現在の技術を持って作られたものと寸分違わぬ日本図を200年以上前に描いた忠敬。
それはどうやって可能になったのか。使われた測量法と機器をもとに読み解いていこう。

■2地点から目標の方位を測り、距離の間違いを補正した

「忠敬の測量法でもう一つ特徴的なのが、〝交会法〞(こうかいほう)と呼ばれる方法で誤差を補正していったことです。距離を測り、その直線の方位を計測し、さらに共通に見える目標物への方位を測って記録したのです」

 そう語るのは、伊能忠敬研究会名誉代表の渡辺一郎さん。

[HOW TO]①違う場所から同時に見ることができる、ある地点の共通の目標を決めておく。②複数の測量点から目標地点の真北からの角度を計測して記録する。③各地点からの角度を測量下図に測線として書き込んでいく。④距離に間違いがあった場合、測線が目標物に集まらないので修正できる。

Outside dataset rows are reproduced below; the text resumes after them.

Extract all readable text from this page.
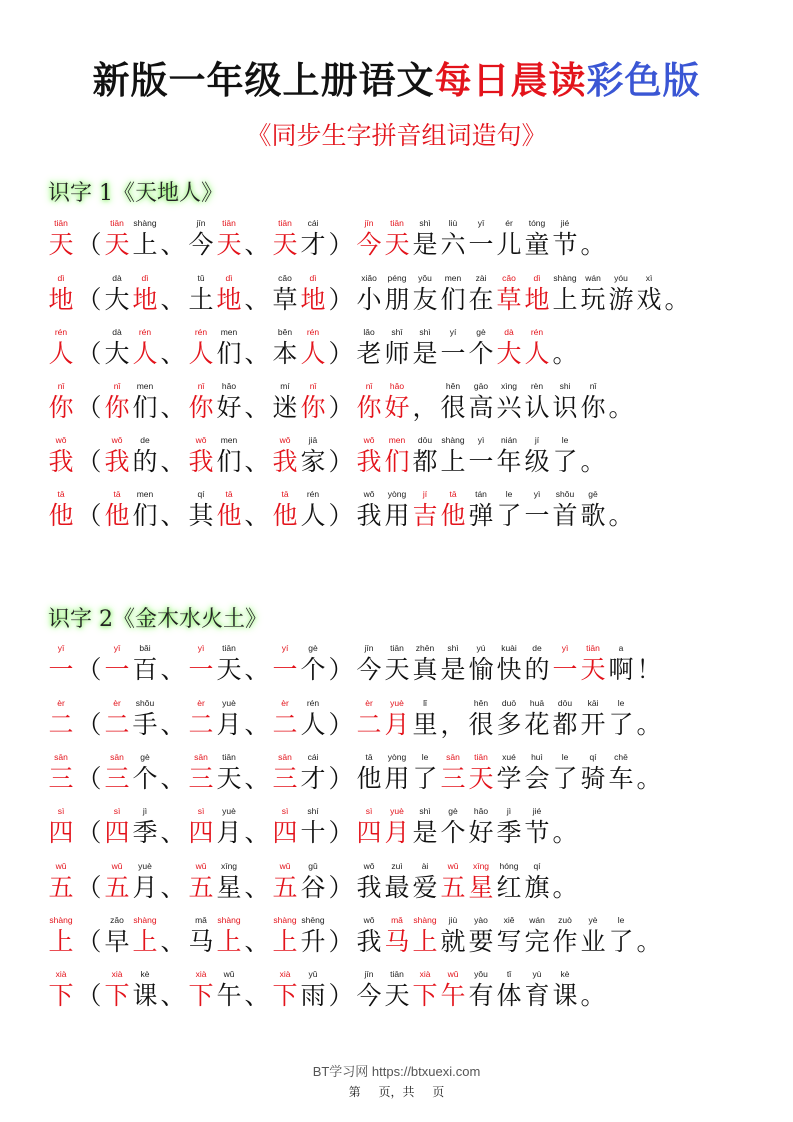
新版一年级上册语文每日晨读彩色版
《同步生字拼音组词造句》
识字 1《天地人》
识字 2《金木水火土》
tiān
天 （
tiān
天
shàng
上 、
jīn
今
tiān
天 、
tiān
天
cái
才 ）
jīn
今
tiān
天
shì
是
liù
六
yī
一
ér
儿
tóng
童
jié
节 。
dì
地 （
dà
大
dì
地 、
tǔ
土
dì
地 、
cǎo
草
dì
地 ）
xiǎo
小
péng
朋
yǒu
友
men
们
zài
在
cǎo
草
dì
地
shàng
上
wán
玩
yóu
游
xì
戏 。
rén
人 （
dà
大
rén
人 、
rén
人
men
们 、
běn
本
rén
人 ）
lǎo
老
shī
师
shì
是
yí
一
gè
个
dà
大
rén
人 。
nǐ
你 （
nǐ
你
men
们 、
nǐ
你
hǎo
好 、
mí
迷
nǐ
你 ）
nǐ
你
hǎo
好 ，
hěn
很
gāo
高
xìng
兴
rèn
认
shi
识
nǐ
你 。
wǒ
我 （
wǒ
我
de
的 、
wǒ
我
men
们 、
wǒ
我
jiā
家 ）
wǒ
我
men
们
dōu
都
shàng
上
yì
一
nián
年
jí
级
le
了 。
tā
他 （
tā
他
men
们 、
qí
其
tā
他 、
tā
他
rén
人 ）
wǒ
我
yòng
用
jí
吉
tā
他
tán
弹
le
了
yì
一
shǒu
首
gē
歌 。
yī
一 （
yī
一
bǎi
百 、
yì
一
tiān
天 、
yí
一
gè
个 ）
jīn
今
tiān
天
zhēn
真
shì
是
yú
愉
kuài
快
de
的
yì
一
tiān
天
a
啊 ！
èr
二 （
èr
二
shǒu
手 、
èr
二
yuè
月 、
èr
二
rén
人 ）
èr
二
yuè
月
lǐ
里 ，
hěn
很
duō
多
huā
花
dōu
都
kāi
开
le
了 。
sān
三 （
sān
三
gè
个 、
sān
三
tiān
天 、
sān
三
cái
才 ）
tā
他
yòng
用
le
了
sān
三
tiān
天
xué
学
huì
会
le
了
qí
骑
chē
车 。
sì
四 （
sì
四
jì
季 、
sì
四
yuè
月 、
sì
四
shí
十 ）
sì
四
yuè
月
shì
是
gè
个
hǎo
好
jì
季
jié
节 。
wǔ
五 （
wǔ
五
yuè
月 、
wǔ
五
xīng
星 、
wǔ
五
gǔ
谷 ）
wǒ
我
zuì
最
ài
爱
wǔ
五
xīng
星
hóng
红
qí
旗 。
shàng
上 （
zǎo
早
shàng
上 、
mǎ
马
shàng
上 、
shàng
上
shēng
升 ）
wǒ
我
mǎ
马
shàng
上
jiù
就
yào
要
xiě
写
wán
完
zuò
作
yè
业
le
了 。
xià
下 （
xià
下
kè
课 、
xià
下
wǔ
午 、
xià
下
yǔ
雨 ）
jīn
今
tiān
天
xià
下
wǔ
午
yǒu
有
tǐ
体
yù
育
kè
课 。
BT学习网 https://btxuexi.com
第 页，共 页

 この目標物には、遠山の頂上などを使う。また遠方用と近くで使う大木や寺院の屋根などがあった。

「最初に梵天を使って距離を測った時の各屈折点から目標物が見える方角を記録するのです。A地点からB地点までの距離を測り、二つの地点から見た時の角度が違えば、目標物へ方位線が集中しなければ、距離の測定が間違っている
ことになります。それで地図の下絵を書く時に発見することができ、目標物への方位線を並行移動させれば距離補正ができるのです」。

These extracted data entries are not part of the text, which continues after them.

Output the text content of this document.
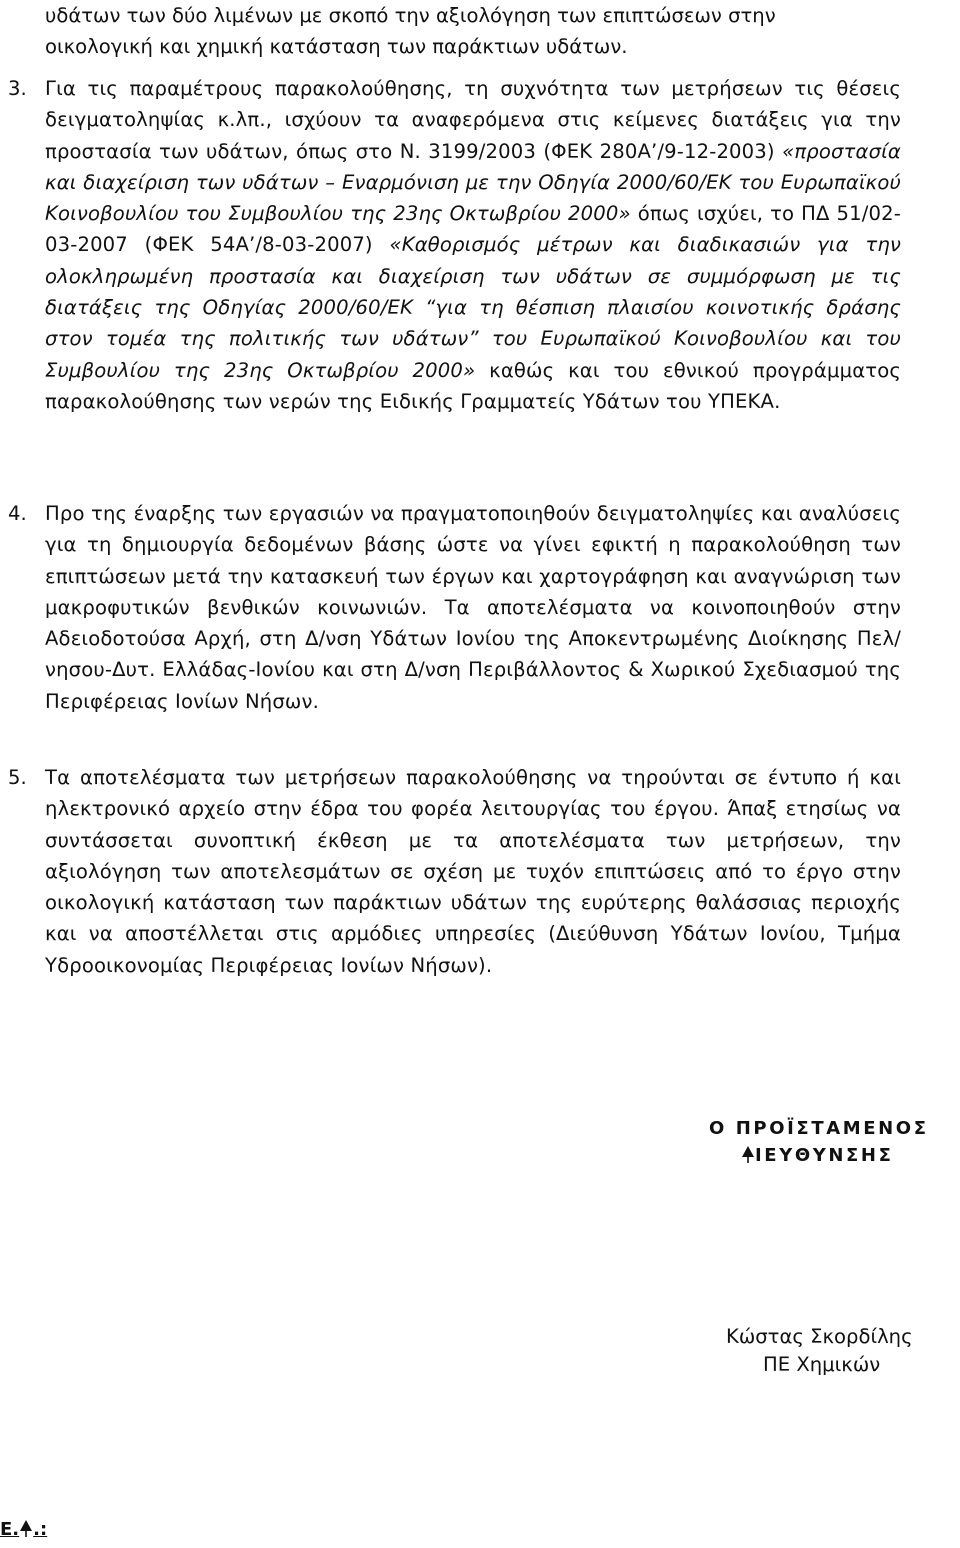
υδάτων των δύο λιμένων με σκοπό την αξιολόγηση των επιπτώσεων στην
οικολογική και χημική κατάσταση των παράκτιων υδάτων.
3. Για τις παραμέτρους παρακολούθησης, τη συχνότητα των μετρήσεων τις θέσεις δειγματοληψίας κ.λπ., ισχύουν τα αναφερόμενα στις κείμενες διατάξεις για την προστασία των υδάτων, όπως στο Ν. 3199/2003 (ΦΕΚ 280Α’/9-12-2003) «προστασία και διαχείριση των υδάτων – Εναρμόνιση με την Οδηγία 2000/60/ΕΚ του Ευρωπαϊκού Κοινοβουλίου του Συμβουλίου της 23ης Οκτωβρίου 2000» όπως ισχύει, το ΠΔ 51/02-03-2007 (ΦΕΚ 54Α’/8-03-2007) «Καθορισμός μέτρων και διαδικασιών για την ολοκληρωμένη προστασία και διαχείριση των υδάτων σε συμμόρφωση με τις διατάξεις της Οδηγίας 2000/60/ΕΚ “για τη θέσπιση πλαισίου κοινοτικής δράσης στον τομέα της πολιτικής των υδάτων” του Ευρωπαϊκού Κοινοβουλίου και του Συμβουλίου της 23ης Οκτωβρίου 2000» καθώς και του εθνικού προγράμματος παρακολούθησης των νερών της Ειδικής Γραμματείς Υδάτων του ΥΠΕΚΑ.

4. Προ της έναρξης των εργασιών να πραγματοποιηθούν δειγματοληψίες και αναλύσεις για τη δημιουργία δεδομένων βάσης ώστε να γίνει εφικτή η παρακολούθηση των επιπτώσεων μετά την κατασκευή των έργων και χαρτογράφηση και αναγνώριση των μακροφυτικών βενθικών κοινωνιών. Τα αποτελέσματα να κοινοποιηθούν στην Αδειοδοτούσα Αρχή, στη Δ/νση Υδάτων Ιονίου της Αποκεντρωμένης Διοίκησης Πελ/νησου-Δυτ. Ελλάδας-Ιονίου και στη Δ/νση Περιβάλλοντος & Χωρικού Σχεδιασμού της Περιφέρειας Ιονίων Νήσων.

5. Τα αποτελέσματα των μετρήσεων παρακολούθησης να τηρούνται σε έντυπο ή και ηλεκτρονικό αρχείο στην έδρα του φορέα λειτουργίας του έργου. Άπαξ ετησίως να συντάσσεται συνοπτική έκθεση με τα αποτελέσματα των μετρήσεων, την αξιολόγηση των αποτελεσμάτων σε σχέση με τυχόν επιπτώσεις από το έργο στην οικολογική κατάσταση των παράκτιων υδάτων της ευρύτερης θαλάσσιας περιοχής και να αποστέλλεται στις αρμόδιες υπηρεσίες (Διεύθυνση Υδάτων Ιονίου, Τμήμα Υδροοικονομίας Περιφέρειας Ιονίων Νήσων).

Ο ΠΡΟΪΣΤΑΜΕΝΟΣ
ΙΕΥΘΥΝΣΗΣ
Κώστας Σκορδίλης
ΠΕ Χημικών
Ε. .:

 この交会法と前回の記事で紹介した導線法が、伊能測量の2本柱だったのである。

「測線近隣の共通目標を徹底して測り、ときどき、遠方の方位を測るなどして、補正することで精度が維持できたのです」。

 遠くの目標としてよく利用されたのが富士山だった。高い建物がない時代、かなり遠方からも見える富士山の方位を測ることで導線法の結果を確認したのだ。

 

■作業班は役割分担をして測量を進行していった

 これまで説明してきた測量は、もちろん忠敬がひとりですべて行
っていたのではない。

伊能隊測量風景
伊能隊で直接測量に従事する正規隊員は20人 未満だった。正・副羅針は内弟子や下役が担当 したが、忠敬参加時は彼自身が担当。梵天持ち などは現地で協力した人足が行い、記録を取る 地元の村役人なども同行。下役や内弟子の中には、 地図制作のため周囲の風景を写生する係もいた。

「幕府事業になってからの測量班はかなりの人数がいたと思われます。本羅針に添え羅針、梵天持ち数名、その間に鉄鎖を引き回す役が数名、それに距離を読み取る役、距離や方位を手札に記入する者、その手札を集める役、杭打ちに杭持ちなどです」。

 かなりの大人数が移動していたのである。忠敬はその総監督といったところだったのだろう。

「作業は、前日の打ち止め杭に第一の梵天を立てることから始まります。そして順次、梵天の位置を決めて立てます。次に正羅針が第一梵天から第二梵天の方位と近傍目標の方位を測り、手札に記入。そして鎖持ちが鉄鎖を第一梵天に
固定して、延ばしていきます」。

 この手順を繰り返しながら測量を進めていったのだ。実際にはこの作業班の他に、幕令により現地で協力した村人足などを使っていたという。

「記録によると、作業は夜明けから始まり、遅くとも午後2時には宿に到着していたので、昼食時間を除けば7時間くらいです」。